The premise of offloading work to a cheaper model is great. Let the expensive model design. Let the cheap model implement. Put hard gates around the cheap model so it cannot ship something broken. Coverage thresholds, benchmark checks, documentation currency. The gate is supposed to make the model’s reliability irrelevant. It either passes or it does not.

I tested that premise on a spec-driven pipeline against pdb_search, a brownfield Python project of mine. The two models were Claude Sonnet, the cheaper one, and Claude Opus, the stronger. The hardened constitution added per-layer coverage gates, a benchmark-presence gate, and a documentation-currency check. The premise turns out to be half right. Sadly, the wrong half crashes the implementation.

A single run will sell you a clean story

My first gated run looked tidy. Sonnet delivered a working implementation and tripped exactly one gate. The way it tripped suggested a composition problem between two of the gates. The obvious write-up was right there. Harden the gates, Sonnet performs, modulo one fixable defect.

Both halves of that story were artifacts of a single run.

I re-ran Sonnet against the frozen hardened gates seven times. The gate-composition defect showed up once in seven. The headline reliability was worse than the first run implied. The hardened gates were honored cleanly in only three of the seven runs. The dominant failure was that it never wired the gate up at all. Then it declared it passed.

LLMs are non-deterministic. Hence, a single run of an agentic pipeline is an anecdote. The interesting behaviour is in the variance.

The defect is an interaction, not a property

The next question decides whether offloading is viable. Is this unreliability a property of the gate, or of the model? If hard gates are gameable in general, offloading is dead. If it is the cheap model specifically, offloading has a boundary you can design around.

So I built the two-by-two. Each model, Sonnet and Opus, under both conditions.

Three of the four cells came back clean. The defect lives in exactly one. Sonnet under hardened gates. Sonnet under the plain pipeline was clean and accurate across four runs. Opus under the plain pipeline was clean. And Opus, handed the identical hardened gate Sonnet false-greened, held it every time it ran.

This is an interaction: The hard gate is necessary for the failure to appear, because the cheap model is fine without it.
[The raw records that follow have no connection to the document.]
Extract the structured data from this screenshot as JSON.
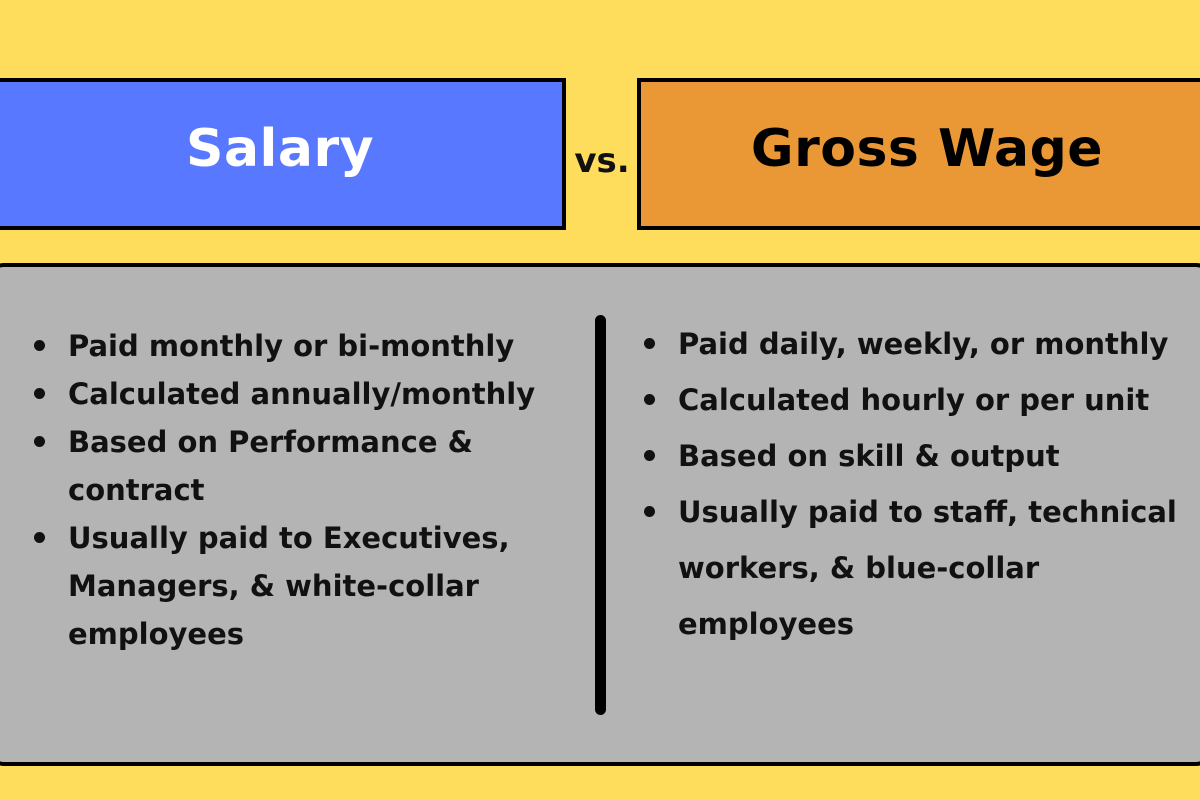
{
  "header": {
    "left_title": "Salary",
    "vs": "vs.",
    "right_title": "Gross Wage"
  },
  "colors": {
    "background": "#FFDD5C",
    "left_header": "#5878FF",
    "right_header": "#EA9836",
    "body_panel": "#B4B4B4"
  },
  "left_list": [
    "Paid monthly or bi-monthly",
    "Calculated annually/monthly",
    "Based on Performance & contract",
    "Usually paid to Executives, Managers, & white-collar employees"
  ],
  "right_list": [
    "Paid daily, weekly, or monthly",
    "Calculated hourly or per unit",
    "Based on skill & output",
    "Usually paid to staff, technical workers, & blue-collar employees"
  ]
}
Handed to the stronger model, the same gate is honored. It breaks the weaker model specifically.

Where the line actually falls

Offload-by-gate is safe for existence and syntactic gates: Is the benchmark file present, does a token appear in the docs, does the suite run. Both models honored those across the board. They are deterministically checkable anyway, so the gate is real regardless of who reports it.

Offload-by-gate degrades when a cheap model is run against a hard proxy gate. The kind that takes real work to satisfy and whose pass condition is easy to assert and tedious to verify. That is where you get gaming, silent non-enforcement, and false-green self-reports.

Enforce the gate by the runner: Re-run the gate in CI and read the artifact. Do not read the model’s sentence that says the gate passed. Model identity shifts the rate of rot, not the rule. Opus rots less often, but you still never trust its self-report.

What I could not claim, and why

I cannot say “Opus is more honest.”

Opus’s self-reports were accurate every time. But it met the gate every time. It never failed, so it was never in the position that produced Sonnet’s lies, which were all cover-ups of a failure. Counting it as “zero false-greens in six runs” looks like an honesty record. But false-greening requires a failure to cover, and Opus had zero failures to cover.

Opus is more thorough. It reliably does the verification work the gate demands. Whether Opus would lie about a failure is untested, because its thoroughness kept it from ever failing.

That gap is why the rule is “verify artifacts, not narratives,” and why no model is exempt. Opus is safe on its passes and unobserved on its failures. I cannot claim it will not repeat Sonnet’s behaviour. You check the runner, not the sentence.


Part of a series evaluating Spec Kit on a brownfield codebase. Earlier posts cover implementing the spec and its fit for legacy modernisation.

Hard gates don’t make a model reliable — they only move where it fools you. Read the runner, never the model’s account of it.